What is a “control test” in a SOC 2 Type II audit?
Explanation: A control test involves the auditor examining samples of evidence to confirm that a control operated as intended during the audit period. The other options are not control tests; self-testing by the organization may help prepare, breach simulations are incident response activities, and employee training record reviews are specific to training controls, not control operation.
What does “population” mean in audit sampling for SOC 2?
Explanation: In auditing, the population defines all possible instances or occurrences that could be selected for sample testing, such as every access change or deployment in the period. Other options misinterpret population as groups of people or vendors rather than items involved in sample selection.
What is “evidence completeness” in a SOC 2 Type II audit?
Explanation: Evidence completeness refers to ensuring that all required evidence spans the entire audit period and nothing that should be included is missing. Collecting evidence only for a short timeframe, requiring management approval, or internal IT review are not definitions of evidence completeness.
Which is an example of “authentication control” evidence for a SOC 2 audit?
Explanation: Authentication control evidence includes documentation showing how login and access controls are enforced, such as SSO/MFA settings and screenshots of policies. The other options relate to separate controls, like vulnerability management, onboarding, and change management.
What is the purpose of “periodic policy review” in SOC 2 compliance?
Explanation: Periodic policy review ensures that security policies stay current with organizational needs and risks by requiring regular updates and approvals. Reducing audit frequency, eliminating consultants, or automating processes are unrelated to the purpose of reviewing policies periodically.
What does “evidence consistency” mean during a SOC 2 Type II audit?
Explanation: Evidence consistency indicates that the control was executed repeatedly in accordance with defined procedures, helping the auditor verify reliable operation. Changing formats, differing approvers, or distribution of storage do not reflect the concept of consistency.
What is “time-to-revoke access” and why do auditors care during a SOC 2 audit?
Explanation: Time-to-revoke measures the speed at which access is terminated when someone leaves or changes role; auditors care because delayed revocation increases exposure to unauthorized access. The other options misinterpret the term as password duration, review frequencies, or training length.

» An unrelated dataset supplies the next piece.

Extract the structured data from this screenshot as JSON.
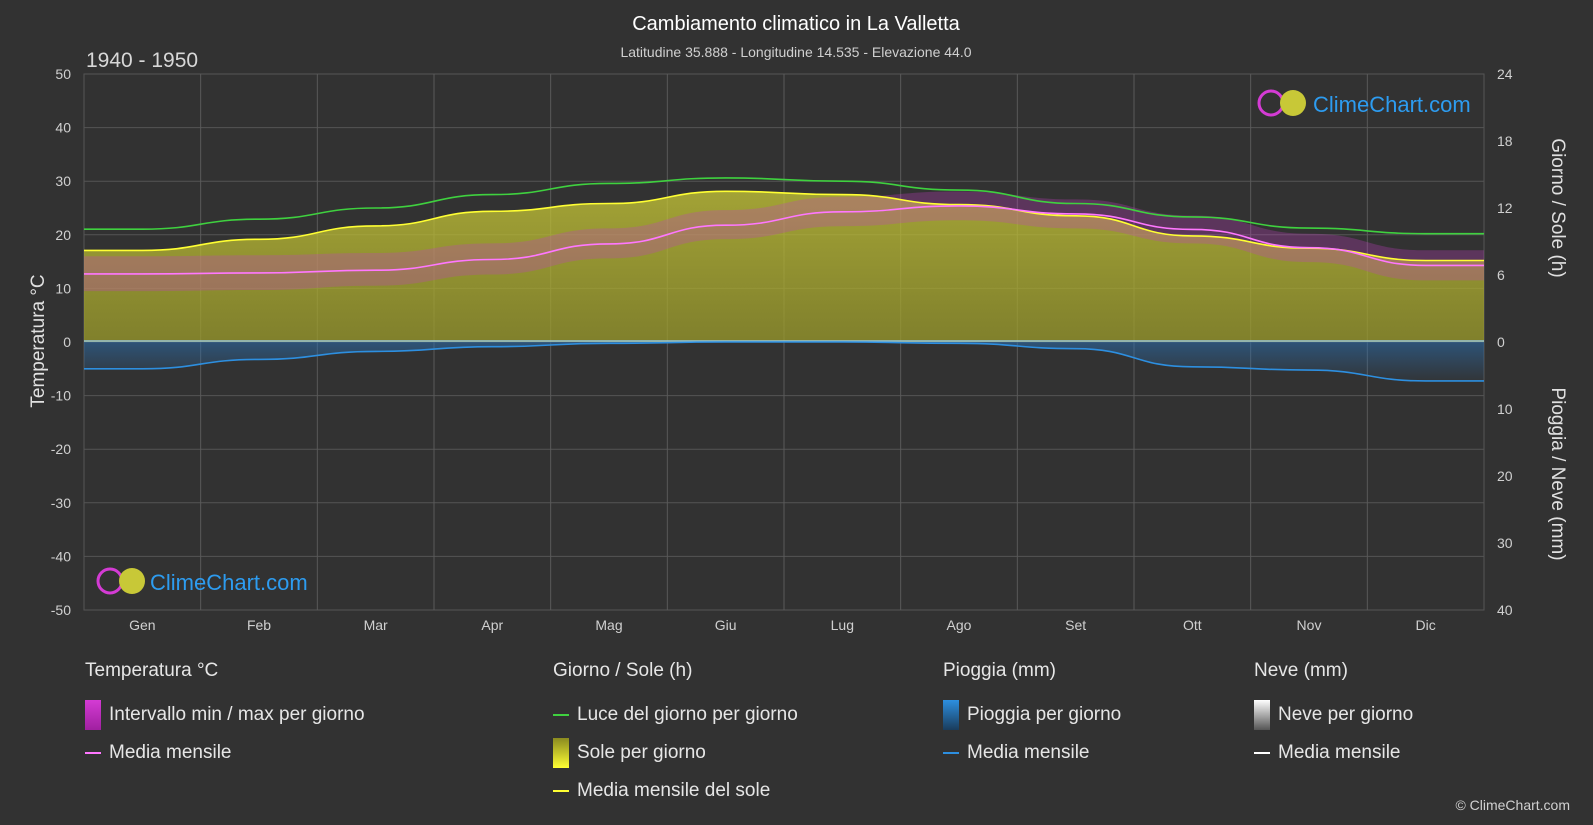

What is considered a “security incident” in the context of SOC 2 compliance?
Explanation: A security incident includes any event with the potential to impact system or data security in terms of confidentiality, integrity, or availability. Scheduled upgrades, maintenance, and employee onboarding are not classified as security incidents.
What does “availability SLA/SLO” relate to in SOC 2 audits?

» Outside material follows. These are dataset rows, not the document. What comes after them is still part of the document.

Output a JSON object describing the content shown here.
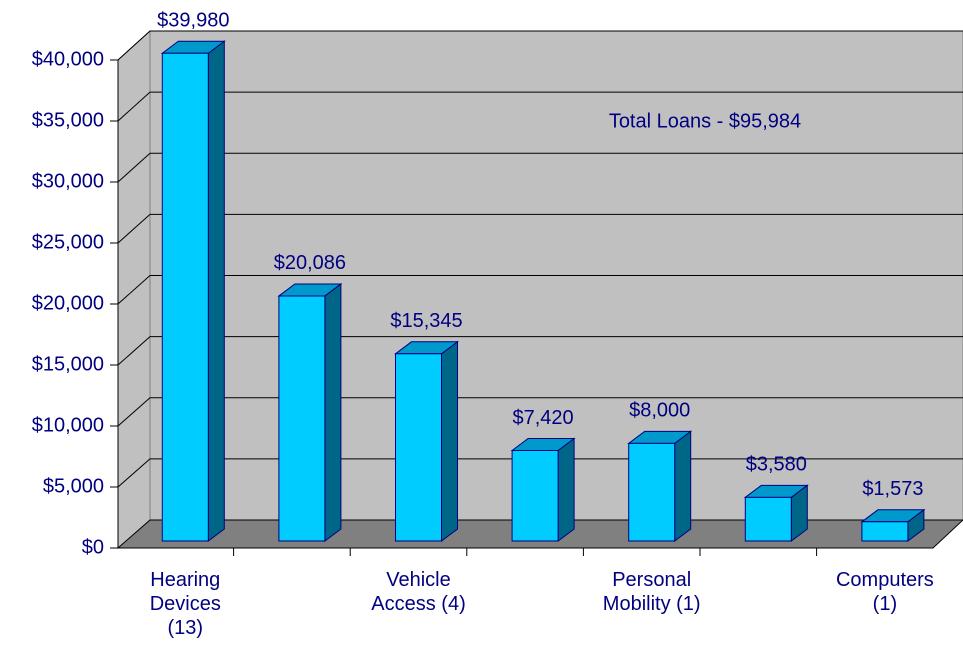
{
  "chart_data": {
    "type": "bar",
    "annotation": "Total Loans - $95,984",
    "categories": [
      "Hearing Devices (13)",
      null,
      "Vehicle Access (4)",
      null,
      "Personal Mobility (1)",
      null,
      "Computers (1)"
    ],
    "values": [
      39980,
      20086,
      15345,
      7420,
      8000,
      3580,
      1573
    ],
    "value_labels": [
      "$39,980",
      "$20,086",
      "$15,345",
      "$7,420",
      "$8,000",
      "$3,580",
      "$1,573"
    ],
    "color": "#00ccff",
    "ylim": [
      0,
      40000
    ],
    "yticks": [
      {
        "value": 0,
        "label": "$0"
      },
      {
        "value": 5000,
        "label": "$5,000"
      },
      {
        "value": 10000,
        "label": "$10,000"
      },
      {
        "value": 15000,
        "label": "$15,000"
      },
      {
        "value": 20000,
        "label": "$20,000"
      },
      {
        "value": 25000,
        "label": "$25,000"
      },
      {
        "value": 30000,
        "label": "$30,000"
      },
      {
        "value": 35000,
        "label": "$35,000"
      },
      {
        "value": 40000,
        "label": "$40,000"
      }
    ],
    "grid": true
  }
}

Explanation: Availability SLA/SLOs represent the organization’s promises to customers about service uptime and performance. Encryption, background checks, and tax deadlines are unrelated to the definition of SLAs or SLOs in this context.
What is “configuration management” evidence usually about in SOC 2 Type II audits?
Explanation: Configuration management evidence focuses on maintaining secure, authorized settings and properly recording any configuration changes. This is distinct from documenting office locations, payroll, or customer surveys, which are not related to configuration controls.